I am becoming increasingly aware that this year my spirits are tied closely to the weather more so than I ever have experienced before. Why? Is it because I’m getting older and thinking more about life after gardening? Is this stage of my gardening life more precious? Is it the unusually cold and freezing weather we have experienced in this area? I know in my heart that it’s not nearly so bad for me as it is for folks in other areas, but I still am rising and falling with our weather.
Even with freezing temperatures overnight, we’ve had mild afternoons this weekend. I even got in a bit of time in the garden to tidy a few of the beds. So, is spring in the air? I do have hellebores that are in bloom, and there are a few blossoms on the candytuft and creeping phlox. But nothing yet from the ipheion and muscari despite their greenery having been up and plentiful for almost two months, and the white camellia just won’t open.
However, no sooner do I get excited but I look at the weather forecast for the coming week: a predicted high of 39 and a single digit low…plus a “chance” of light snow and freezing rain. Can you just feel the gloom?
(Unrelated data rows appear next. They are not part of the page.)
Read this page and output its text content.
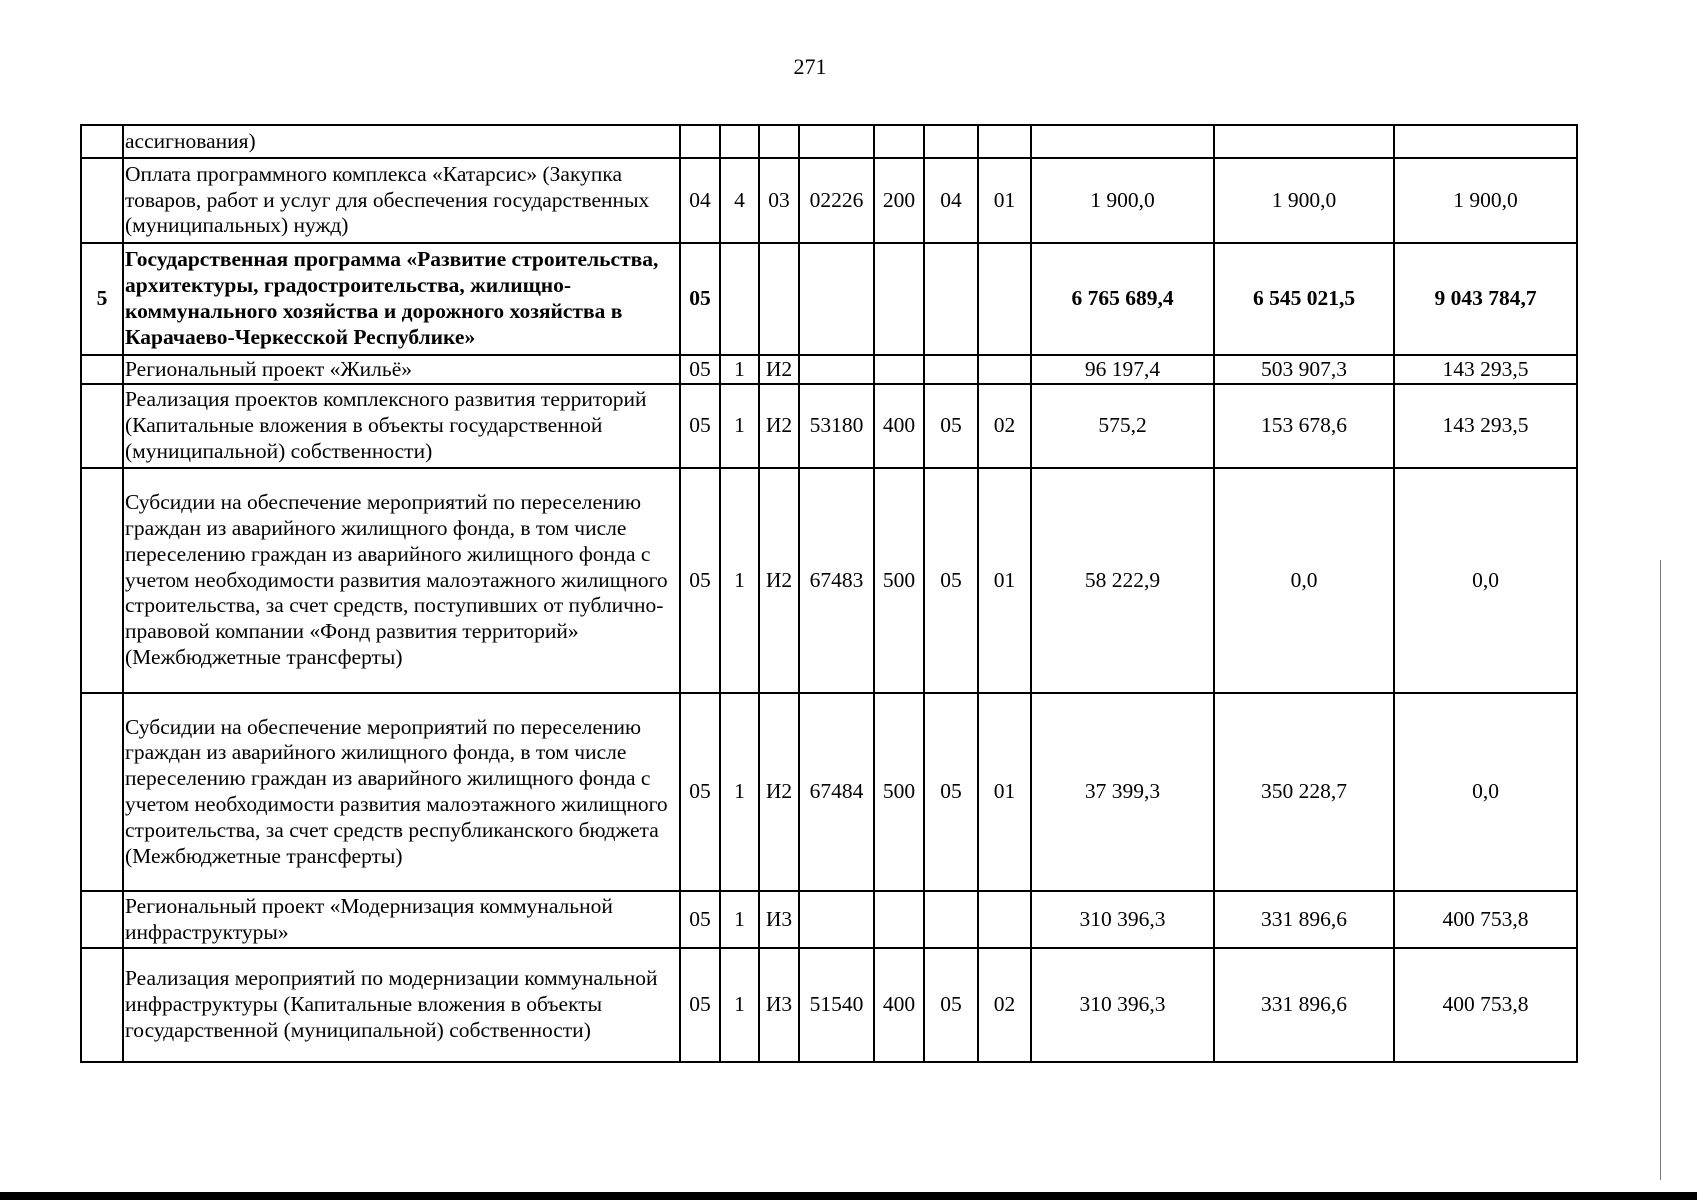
271
	ассигнования)										
	Оплата программного комплекса «Катарсис» (Закупка товаров, работ и услуг для обеспечения государственных (муниципальных) нужд)	04	4	03	02226	200	04	01	1 900,0	1 900,0	1 900,0
5	Государственная программа «Развитие строительства, архитектуры, градостроительства, жилищно-коммунального хозяйства и дорожного хозяйства в Карачаево-Черкесской Республике»	05							6 765 689,4	6 545 021,5	9 043 784,7
	Региональный проект «Жильё»	05	1	И2					96 197,4	503 907,3	143 293,5
	Реализация проектов комплексного развития территорий (Капитальные вложения в объекты государственной (муниципальной) собственности)	05	1	И2	53180	400	05	02	575,2	153 678,6	143 293,5
	Субсидии на обеспечение мероприятий по переселению граждан из аварийного жилищного фонда, в том числе переселению граждан из аварийного жилищного фонда с учетом необходимости развития малоэтажного жилищного строительства, за счет средств, поступивших от публично-правовой компании «Фонд развития территорий» (Межбюджетные трансферты)	05	1	И2	67483	500	05	01	58 222,9	0,0	0,0
	Субсидии на обеспечение мероприятий по переселению граждан из аварийного жилищного фонда, в том числе переселению граждан из аварийного жилищного фонда с учетом необходимости развития малоэтажного жилищного строительства, за счет средств республиканского бюджета (Межбюджетные трансферты)	05	1	И2	67484	500	05	01	37 399,3	350 228,7	0,0
	Региональный проект «Модернизация коммунальной инфраструктуры»	05	1	И3					310 396,3	331 896,6	400 753,8
	Реализация мероприятий по модернизации коммунальной инфраструктуры (Капитальные вложения в объекты государственной (муниципальной) собственности)	05	1	И3	51540	400	05	02	310 396,3	331 896,6	400 753,8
My Arranger is trying to help; she’s making one of my favorite dishes for dinner tonight and is planning a time for wine and goodies in front of the fire. That and the few early blooms in my garden should lift my spirits. And look what I saw on Chestnut Street just outside our neighborhood:
I’ve been waiting since the first of the year to see these daffodils blooming, when they have normally bloomed in the past. Can you just feel the cheerfulness?
Sometimes I feel like I’m on some kind of garden centered roller coaster. I know. I really do. You keep telling me that spring will surely come. Is it all the groundhog’s fault?